Among Kony’s wartime atrocities is the capture of 60,000 children, who were brutalized and turned into child soldiers for the LRA. The hostages were raped, taught to handle munitions and steal food; citizens were also subjected to acts of mutilation and entire civilian populations have been massacred.

“Nothing is more powerful than an idea whose time has come,” begins Invisible Children’s campaign video. Beginning its work in Uganda 2005, the Gulu-based organization employs about 100 Ugandan professionals who work “alongside four international staff members to implement and manage program activity on the ground,” according to ICU’s website,

ICU stresses in its 29-minute video that Facebook is the ideal grounds to raise awareness of the issue: “Right now, there are more people on Facebook than there were on the planet 200 years ago.” Jason Russell narrates, as both a father and champion for human rights. On behalf of ICU, he urges that we sign their pledge, donate to the cause, and join the “Army for Peace.” Ultimately, it is with Americans’ support and word-of-mouth that the group hopes to persuade the Obama Administration to find and capture Kony.

Since the video’s posting on March 5, their goal has proven effective on the social networking site, and then some. #StopKony became a prominent trend on Twitter, and Hollywood celebrities have emerged in support.
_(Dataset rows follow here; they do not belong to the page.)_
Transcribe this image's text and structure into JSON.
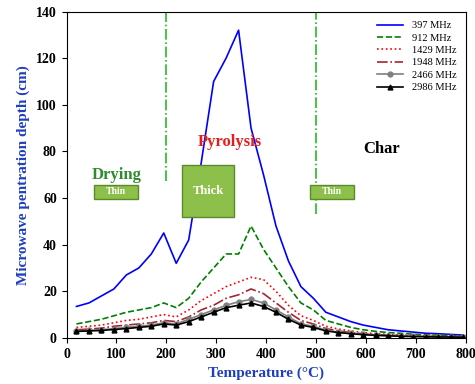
{
  "chart_data": {
    "type": "line",
    "x_label": "Temperature (°C)",
    "y_label": "Microwave pentration depth (cm)",
    "x": [
      20,
      45,
      70,
      95,
      120,
      145,
      170,
      195,
      220,
      245,
      270,
      295,
      320,
      345,
      370,
      395,
      420,
      445,
      470,
      495,
      520,
      545,
      570,
      595,
      620,
      645,
      670,
      695,
      720,
      745,
      770,
      795
    ],
    "series": [
      {
        "name": "397 MHz",
        "color": "#0000ff",
        "line_style": "solid",
        "marker": "none",
        "values": [
          13.5,
          15,
          18,
          21,
          27,
          30,
          36,
          45,
          32,
          42,
          75,
          110,
          120,
          132,
          90,
          70,
          48,
          33,
          22,
          17,
          11,
          9,
          7,
          5.5,
          4.5,
          3.5,
          3,
          2.5,
          2,
          1.8,
          1.5,
          1.2
        ]
      },
      {
        "name": "912 MHz",
        "color": "#008000",
        "line_style": "dashed",
        "marker": "none",
        "values": [
          6,
          7,
          8,
          9.5,
          11,
          12,
          13,
          15,
          13,
          17,
          24,
          30,
          36,
          36,
          48,
          38,
          30,
          22,
          15,
          12,
          7.5,
          6,
          4.5,
          3.5,
          2.8,
          2.3,
          2,
          1.6,
          1.3,
          1.2,
          1,
          0.8
        ]
      },
      {
        "name": "1429 MHz",
        "color": "#ff0000",
        "line_style": "dotted",
        "marker": "none",
        "values": [
          4.5,
          5,
          5.5,
          6.5,
          7.5,
          8,
          9,
          10,
          9,
          12,
          16,
          19,
          22,
          24,
          26,
          25,
          20,
          14,
          9.5,
          7.5,
          5,
          3.8,
          3,
          2.3,
          1.8,
          1.5,
          1.2,
          1,
          0.9,
          0.8,
          0.7,
          0.6
        ]
      },
      {
        "name": "1948 MHz",
        "color": "#a0282d",
        "line_style": "dashdot",
        "marker": "none",
        "values": [
          3.5,
          3.8,
          4.2,
          5,
          5.5,
          6,
          6.5,
          7.5,
          7,
          9,
          12,
          14,
          17,
          18.5,
          21,
          19,
          15,
          11,
          7.5,
          6,
          4,
          3,
          2.3,
          1.8,
          1.4,
          1.2,
          1,
          0.8,
          0.7,
          0.6,
          0.5,
          0.5
        ]
      },
      {
        "name": "2466 MHz",
        "color": "#808080",
        "line_style": "solid",
        "marker": "circle",
        "values": [
          3,
          3.2,
          3.5,
          4,
          4.5,
          5,
          5.5,
          6.5,
          6,
          8,
          10,
          12,
          14,
          15.5,
          16.5,
          15,
          12,
          9,
          6,
          5,
          3.3,
          2.5,
          2,
          1.5,
          1.2,
          1,
          0.8,
          0.7,
          0.6,
          0.5,
          0.4,
          0.4
        ]
      },
      {
        "name": "2986 MHz",
        "color": "#000000",
        "line_style": "solid",
        "marker": "triangle",
        "values": [
          2.8,
          3,
          3.2,
          3.6,
          4,
          4.5,
          5,
          6,
          5.5,
          7,
          9,
          11,
          13,
          14,
          15,
          13.5,
          11,
          8,
          5.5,
          4.5,
          3,
          2.3,
          1.8,
          1.4,
          1.1,
          0.9,
          0.7,
          0.6,
          0.5,
          0.4,
          0.4,
          0.3
        ]
      }
    ],
    "phase_boundaries": [
      200,
      500
    ],
    "annotations": [
      "Drying",
      "Pyrolysis",
      "Char",
      "Thin",
      "Thick",
      "Thin"
    ],
    "xlim": [
      0,
      800
    ],
    "xticks": [
      0,
      100,
      200,
      300,
      400,
      500,
      600,
      700,
      800
    ],
    "ylim": [
      0,
      140
    ],
    "yticks": [
      0,
      20,
      40,
      60,
      80,
      100,
      120,
      140
    ],
    "grid": false,
    "legend": "upper right"
  }
}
But with this support comes wariness on the part of critics who deem “KONY 2012” a mere phase, and warns against ICU’s true intentions. According to The Daily What’s website, Invisible Children, Inc. “is an extremely shady nonprofit that has been called ‘misleading,’ ‘naive,’ and ‘dangerous’ by a Yale political science professor, and has been accused by Foreign Affairs of ‘manipulat[ing] facts for strategic purposes.’” The site goes on to state that where the ICU’s charitable funds go has been held questionable and are gleaned through the strategy of “well-engineered emotional blackmail.”

The success of the campaign has also drawn backlash from scholars who study Africa, and Africans themselves. As much as social media sites have helped boost ICU’s cause, they have riled up impassioned protest against it in equal measure. The Canadian newspaper The Globe And Mail points out that neither the executive staff or the board of directors of the group includes any Africans, and it cites Ugandan blogger TMS Ruge as employing Twitter to spread the notion that the activists are “selling a pack of lies to unaware youth to raise money for themselves.”

Bloggers have likewise expressed their distrust of ICU, feeling as though it’s inconsistent with its message. While the cause claims to focus on Uganda, it remains that LRA was pushed out of Uganda several years ago. It has also been noted that despite the Ugandan army’s implications in human-rights abuses, the group backs U.S. government support for the ravaged country’s militia.

The United States has yet to officially recognize the ICC’s legitimacy, and the do-good campaign continues to raise suspicion. However, what many critics can agree on is that the viral video has raised social consciousness throughout the country—especially among youths—regarding the tumultuous current events that exist beyond their immediate surroundings, and that it would be difficult to argue against Kony’s liability for the lives and welfare of his fellow citizens.

Kony was placed at the top of the International Criminal Court’s most wanted list in 2005, indicted on 33 counts including war crimes and crimes against humanity. Uganda’s Gulu-town has one of the highest rates of HIV/AIDS and Hepatitis. Known as a spiritual leader and healer among the Acholi people, he formed the Lord’s Resistance Army on the basis of his version of the Ten Commandments, and brutal punishments in the form of mutilation were enforced on those whom he suspected of disloyalty, according to CNN.

On Thursday, President Obama came out in support of the campaign. In 2009, a campaign by Invisible Children helped bring a bill to support stabilization and peace in Uganda and areas affected by the LRA into law, and the president has reaffirmed support of that bill.

At a news conference, White House Press Secretary Jay Carney said the president congratulates the   “hundreds of thousands of Americans who have mobilized to this unique crisis of conscience.”

Carney stated, “I think this viral video that you mentioned is part of that response, raising awareness about the horrific activities of the LRA, and consistent with the bipartisan legislation passed by our congress in 2010 the United States continues to pursue a comprehensive multi-faceted strategy to help the governments and people of Central Africa in their efforts to end the threat posed by the LRA and reduce the human consequences of the LRA’s atrocities.”